Da schlich sich leider die Liebe in das Herz der jungen Adelheid; sie sollte aber nicht die Bringerin reicher Freuden, sondern vielmehr herben Schmerzes werden. Ihr Geliebter, Martin Fellner, der einzige Sohn einer eben so braven aber auch eben so armen Söldnersfamilie
aus dem nämlichen Torfe, hatte ungeachtet feines unermüdeten Fleißes keine Aussicht, seine Geliebte je als
Gattin heimzuführen; dennoch blieb ihre Liebe innig und standhaft. Bald aber brachte ihr zu inniges Verhältniß das erste Weh; Adelheid fühlte sich Mutter, und nach einiger Zeit wiegte sie einen holden Knaben in ihren Armen. Die Seligkeit der Mutterfreuden ließ sie die Schande und den Spott der Nachbarn vergessen; ausser der Zärtlichkeit zu ihrem Kinde kannte sie nur das inbrünstigste Gebet zu Gott und namentlich zur allerseligsten Mutter Gottes von Altötting um Hilfe und Wendung ihres Elendes und ihrer Noth.
Da träumte ihr in einer Nacht, daß ihr die holdseligste Jungfrau Maria erschienen sei; diesen wunderbaren Traum theilte sie einer Nachbarin mit, die ihr denselben auslegte und sie überredete, die darauf treffenden Nummern in die Lotterie zu setzen. Adelheid befolgte den Rath, und siehe! das Glück war ihr unverhofft günstig; nach einigen Tagen bekam sie wirklich einen Gewinnst von 1000 Gulden. Es schien als sollte auf diese Weise das inbrünstige Gebet erhört werden und wollten sich dadurch die Verhältnisse der armen Familie besser gestalten; aber nach kurzer Zeit brachen die herbsten Trübsale erst recht herein.

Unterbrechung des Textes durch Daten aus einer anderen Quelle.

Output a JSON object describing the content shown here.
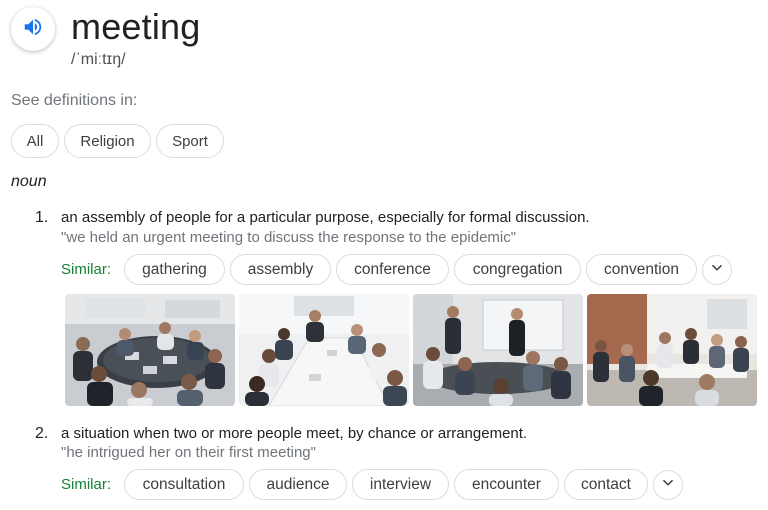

Martin, ihr Geliebter, ward, da die Napoleon'schen Kriege ganz Europa erschütterten, zum Soldaten ausgehoben. Zu gleicher Zeit wurden seine Aeltern von hartherzigen Gläubigern auf das äußerste gedrängt, und nur dadurch, daß Adelheid mit 400 fl. aus ihrem gewonnenen Gelde die Gläubiger befriedigte, konnte sie die gerichtliche Gant von dem Anwesen der Aeltern ihres Martin
abwenden und ihnen ihr kleines Eigenthum erhalten. Kaum war aber dieser Sturm glücklich vorübergegangen, so brach über ihre eigenen Aeltern die Gant aus, und der noch vorhandene Rest des Gewinnstes reichte nicht hin, das Anwesen derselben zu retten. Ihre Aeltern mußten klagend und weinend von ihrem kleinen Gütchen abziehen, das jetzt in die Hände der unbarmherzigen Gläubiger gerieth, und sahen sich gezwungen, die Gegend zu verlassen und in ihre Heimat, die Rheinpfalz, zu ziehen. Adelheid aber verblieb einstweilen mit ihrem Kinde bei Martin's Aeltern.

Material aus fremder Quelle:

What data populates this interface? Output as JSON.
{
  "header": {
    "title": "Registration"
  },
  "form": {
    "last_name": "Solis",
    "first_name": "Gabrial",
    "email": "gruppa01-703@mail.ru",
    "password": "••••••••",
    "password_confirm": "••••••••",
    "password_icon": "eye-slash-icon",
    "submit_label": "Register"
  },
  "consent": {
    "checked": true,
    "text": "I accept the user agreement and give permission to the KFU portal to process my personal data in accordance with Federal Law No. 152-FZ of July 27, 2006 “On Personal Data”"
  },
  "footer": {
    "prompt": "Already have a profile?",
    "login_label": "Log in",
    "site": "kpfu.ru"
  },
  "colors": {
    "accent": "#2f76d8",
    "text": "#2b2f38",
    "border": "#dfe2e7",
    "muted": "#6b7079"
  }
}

Da kam im Jahre 1807 der Krieg gegen Preußen, und Martin mußte mit der bayerischen Armee, die sich an Frankreichs Kaiser angeschlossen hatte, weitentlegenen Schlachtfeldern zueilen. In dieser schlimmen Lage wollte Adelheid den dürftigen Aeltern ihres Martin nicht länger überlästig fallen; sie gab daher ihr Kind zu zwar armen aber braven Leuten in Allach, drei Stunden von München, in Kost und Pflege, sie selbst aber ging nach München und trat in einem Bürgershause als Magd in Dienst.
Martin hatte sich während dessen als Soldat tapfer und tüchtig bewiesen; als der Friede von Tilsit den Krieg beendigte, kehrte er als Sergeant mit den siegreichen Bayern in die Heimat zurück. Nicht lange aber genoßen die Liebenden das Glück des Wiedersehens; im Jahre 1809 brach mit dem Aufstande der Tyroler der Krieg mit Oesterreich aus, und neuen Schlachtfeldern, neuen Kämpfen zogen die tapfern Bayern entgegen. Martin machte diesen Feldzug mit als Lieutenant.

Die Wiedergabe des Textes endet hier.